Hate Crime, Armed Robbery Defendants Reject Plea Deal As Trial Date Reset
Both state and defense given more time to review evidence on the day a jury was to be picked.
Two southwest suburban men, facing a mandatory six to 30 years behind bars if convicted on charges of hate crime and armed robbery, turned down a plea deal Monday that included no jail time.
Prosecutors allege Mohammed Shaban and Akram Alshoweat were arrested for yelling anti-gay slurs in Arabic while punching, kicking and whipping a woman outside a Hickory Hills restaurant in June 2010.
In exchange for a guilty plea, the Cook County State’s Attorney’s Office offered to reduce the robbery charges to theft and accept two years of probation. Both men, however, clad completely in black and gray dress, told the court they would not accept it.
Defense attorneys Michael Monaco and Gregg Smith contend the woman, a former Olympic Mixed Martial Arts fighter, was the aggressor in the fight. On more than one occasion, Shaban has called the charges "propaganda"—though he refused to expound.

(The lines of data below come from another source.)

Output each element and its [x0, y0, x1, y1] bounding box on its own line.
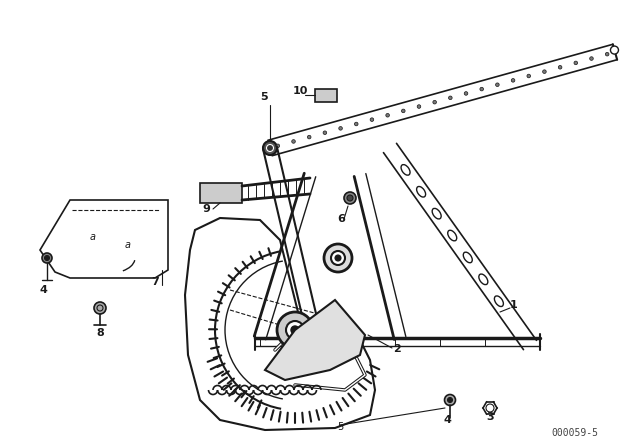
Circle shape: [266, 145, 273, 151]
Circle shape: [42, 253, 52, 263]
Circle shape: [292, 140, 295, 143]
Text: a: a: [125, 240, 131, 250]
Circle shape: [486, 404, 494, 412]
Circle shape: [263, 141, 277, 155]
Circle shape: [605, 52, 609, 56]
Circle shape: [543, 70, 546, 73]
FancyBboxPatch shape: [315, 89, 337, 102]
Text: 4: 4: [443, 415, 451, 425]
Circle shape: [480, 87, 483, 91]
Circle shape: [433, 100, 436, 104]
Circle shape: [291, 326, 299, 334]
Circle shape: [94, 302, 106, 314]
Circle shape: [611, 46, 618, 54]
Text: 1: 1: [510, 300, 518, 310]
Text: 000059-5: 000059-5: [551, 428, 598, 438]
Circle shape: [286, 321, 304, 339]
Circle shape: [355, 122, 358, 126]
Circle shape: [370, 118, 374, 121]
Circle shape: [447, 397, 452, 402]
Circle shape: [45, 255, 49, 260]
Text: 10: 10: [292, 86, 308, 96]
Circle shape: [331, 251, 345, 265]
Circle shape: [344, 192, 356, 204]
FancyBboxPatch shape: [200, 183, 242, 203]
Circle shape: [589, 57, 593, 60]
Circle shape: [386, 113, 389, 117]
Text: 7: 7: [151, 277, 159, 287]
Circle shape: [401, 109, 405, 113]
Text: 3: 3: [486, 412, 494, 422]
Circle shape: [511, 78, 515, 82]
Text: 2: 2: [393, 344, 401, 354]
Circle shape: [417, 105, 420, 108]
Text: 6: 6: [337, 214, 345, 224]
Circle shape: [339, 127, 342, 130]
Circle shape: [347, 195, 353, 201]
Circle shape: [445, 395, 456, 405]
Text: a: a: [90, 232, 96, 242]
Circle shape: [323, 131, 326, 134]
Text: 5: 5: [337, 422, 343, 432]
Polygon shape: [265, 300, 365, 380]
Circle shape: [574, 61, 577, 65]
Circle shape: [558, 65, 562, 69]
Circle shape: [276, 144, 280, 148]
Circle shape: [307, 135, 311, 139]
Circle shape: [464, 92, 468, 95]
Text: 9: 9: [202, 204, 210, 214]
Circle shape: [277, 312, 313, 348]
Circle shape: [324, 244, 352, 272]
Circle shape: [527, 74, 531, 78]
Text: 8: 8: [96, 328, 104, 338]
Text: 4: 4: [39, 285, 47, 295]
Circle shape: [449, 96, 452, 99]
Text: 5: 5: [260, 92, 268, 102]
Circle shape: [495, 83, 499, 86]
Circle shape: [335, 255, 341, 261]
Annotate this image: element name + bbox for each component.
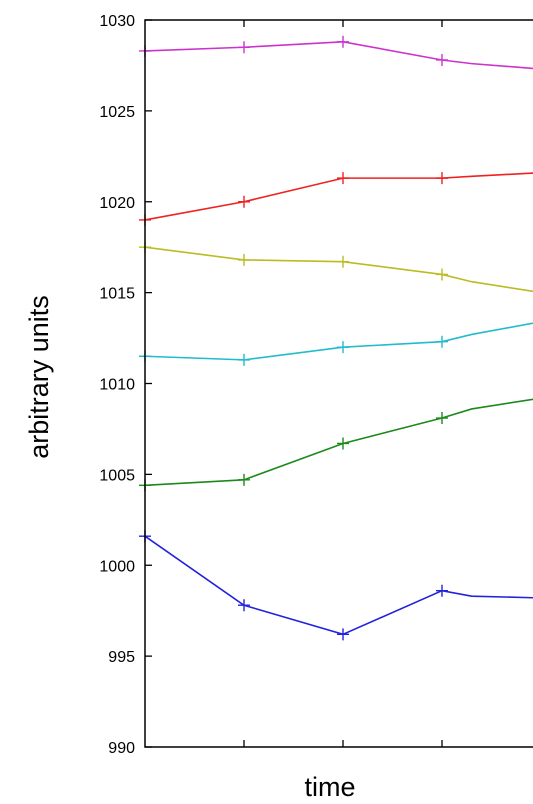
y-tick-labels: 990 995 1000 1005 1010 1015 1020 1025 1030 <box>99 13 135 757</box>
data-point-marker <box>436 336 448 348</box>
data-point-marker <box>436 412 448 424</box>
y-tick-label: 1000 <box>99 558 135 575</box>
data-point-marker <box>238 254 250 266</box>
data-point-marker <box>337 628 349 640</box>
data-point-marker <box>337 172 349 184</box>
y-axis-label: arbitrary units <box>24 295 54 459</box>
series-line-2 <box>145 173 533 220</box>
data-point-marker <box>337 437 349 449</box>
data-point-marker <box>238 196 250 208</box>
data-point-marker <box>238 599 250 611</box>
data-point-marker <box>436 54 448 66</box>
axes-frame <box>145 20 533 747</box>
series-layer <box>139 36 533 641</box>
x-axis-label: time <box>304 772 355 802</box>
y-tick-label: 1020 <box>99 195 135 212</box>
data-point-marker <box>436 172 448 184</box>
y-tick-label: 1025 <box>99 104 135 121</box>
series-line-3 <box>145 247 533 292</box>
y-tick-label: 1005 <box>99 467 135 484</box>
data-point-marker <box>238 474 250 486</box>
y-tick-label: 1015 <box>99 286 135 303</box>
series-line-6 <box>145 536 533 634</box>
series-line-4 <box>145 322 533 360</box>
series-line-5 <box>145 398 533 485</box>
data-point-marker <box>238 41 250 53</box>
y-tick-label: 995 <box>108 649 135 666</box>
data-point-marker <box>337 36 349 48</box>
y-tick-label: 990 <box>108 740 135 757</box>
series-line-1 <box>145 42 533 69</box>
data-point-marker <box>337 341 349 353</box>
data-point-marker <box>436 585 448 597</box>
y-tick-label: 1030 <box>99 13 135 30</box>
ticks-layer <box>145 20 533 747</box>
data-point-marker <box>238 354 250 366</box>
data-point-marker <box>436 268 448 280</box>
data-point-marker <box>337 256 349 268</box>
y-tick-label: 1010 <box>99 377 135 394</box>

Assistant state’s attorney Mary Ann Jennings said the state got the woman’s permission before offering the defendants probation.
A jury trial slated to begin Monday was postponed again by Judge Colleen Ann Hyland, who has been presiding over the case for almost two years.

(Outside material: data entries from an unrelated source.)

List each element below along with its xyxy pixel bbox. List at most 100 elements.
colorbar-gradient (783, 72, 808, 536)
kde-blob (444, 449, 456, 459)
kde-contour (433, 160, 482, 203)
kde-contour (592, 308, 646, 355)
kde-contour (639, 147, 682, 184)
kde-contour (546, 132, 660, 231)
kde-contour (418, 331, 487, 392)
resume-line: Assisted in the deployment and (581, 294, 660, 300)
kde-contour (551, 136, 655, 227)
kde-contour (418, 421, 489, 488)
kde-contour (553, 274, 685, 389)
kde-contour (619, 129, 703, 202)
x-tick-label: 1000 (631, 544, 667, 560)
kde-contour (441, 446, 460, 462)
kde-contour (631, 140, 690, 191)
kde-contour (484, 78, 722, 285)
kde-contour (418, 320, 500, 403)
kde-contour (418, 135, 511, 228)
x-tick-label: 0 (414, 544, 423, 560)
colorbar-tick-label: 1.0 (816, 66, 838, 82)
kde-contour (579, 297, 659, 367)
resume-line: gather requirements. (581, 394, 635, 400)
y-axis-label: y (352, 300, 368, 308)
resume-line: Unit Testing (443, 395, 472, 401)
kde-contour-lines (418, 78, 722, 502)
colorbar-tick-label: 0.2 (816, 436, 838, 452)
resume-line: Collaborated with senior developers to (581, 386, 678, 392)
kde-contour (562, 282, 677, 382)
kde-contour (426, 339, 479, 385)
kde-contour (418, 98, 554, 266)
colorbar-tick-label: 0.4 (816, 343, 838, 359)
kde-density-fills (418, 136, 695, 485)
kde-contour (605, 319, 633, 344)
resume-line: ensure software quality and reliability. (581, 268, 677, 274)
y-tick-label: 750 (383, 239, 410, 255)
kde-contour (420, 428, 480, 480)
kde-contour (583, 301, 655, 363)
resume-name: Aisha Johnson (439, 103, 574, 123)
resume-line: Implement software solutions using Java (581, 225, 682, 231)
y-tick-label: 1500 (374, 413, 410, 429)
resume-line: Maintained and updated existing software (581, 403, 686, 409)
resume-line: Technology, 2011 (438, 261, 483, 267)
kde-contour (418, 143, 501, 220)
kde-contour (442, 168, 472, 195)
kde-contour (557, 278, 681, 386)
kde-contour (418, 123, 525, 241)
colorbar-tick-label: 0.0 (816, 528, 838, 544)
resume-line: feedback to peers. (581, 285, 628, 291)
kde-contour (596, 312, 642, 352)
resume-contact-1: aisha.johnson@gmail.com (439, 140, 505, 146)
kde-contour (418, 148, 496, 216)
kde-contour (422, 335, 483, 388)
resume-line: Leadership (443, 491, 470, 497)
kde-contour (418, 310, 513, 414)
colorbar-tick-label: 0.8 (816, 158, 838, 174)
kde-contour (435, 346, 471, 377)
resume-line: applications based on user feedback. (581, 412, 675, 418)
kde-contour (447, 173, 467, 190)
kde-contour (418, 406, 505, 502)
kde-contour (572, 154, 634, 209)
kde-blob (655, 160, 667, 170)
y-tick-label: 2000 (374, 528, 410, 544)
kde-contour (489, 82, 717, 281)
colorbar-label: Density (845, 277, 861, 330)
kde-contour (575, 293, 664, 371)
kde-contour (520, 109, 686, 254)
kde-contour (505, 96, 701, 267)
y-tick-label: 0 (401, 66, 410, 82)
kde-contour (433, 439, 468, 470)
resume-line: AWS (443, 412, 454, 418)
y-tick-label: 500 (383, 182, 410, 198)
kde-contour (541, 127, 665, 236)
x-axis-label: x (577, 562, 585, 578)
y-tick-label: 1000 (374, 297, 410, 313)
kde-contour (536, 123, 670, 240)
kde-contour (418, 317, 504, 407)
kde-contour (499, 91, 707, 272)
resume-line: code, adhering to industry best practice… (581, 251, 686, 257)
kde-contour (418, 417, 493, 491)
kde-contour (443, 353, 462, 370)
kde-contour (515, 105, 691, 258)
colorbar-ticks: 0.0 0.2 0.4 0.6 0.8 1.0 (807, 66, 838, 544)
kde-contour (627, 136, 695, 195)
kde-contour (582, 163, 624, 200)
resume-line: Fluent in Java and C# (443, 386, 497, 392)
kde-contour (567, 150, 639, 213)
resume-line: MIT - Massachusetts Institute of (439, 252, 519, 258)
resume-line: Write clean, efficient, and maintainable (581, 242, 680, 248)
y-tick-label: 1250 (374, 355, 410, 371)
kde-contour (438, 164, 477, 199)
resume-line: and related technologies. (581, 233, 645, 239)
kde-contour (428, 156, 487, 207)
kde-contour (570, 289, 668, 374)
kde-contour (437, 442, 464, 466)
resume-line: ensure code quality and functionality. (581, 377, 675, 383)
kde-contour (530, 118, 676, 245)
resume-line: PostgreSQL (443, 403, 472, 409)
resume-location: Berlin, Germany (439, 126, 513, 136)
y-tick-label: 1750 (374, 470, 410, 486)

According to Monaco, another witness has come forward to make a statement. Jennings, meanwhile, said she only recently became aware of the woman’s Advocate Christ Hospital records, in spite of a police report stating she had not sought treatment following the fight.
Hyland admonished both parties for presenting new evidence this late in the case but reluctantly pushed back the trial date, setting the matter “in stone” for June 5.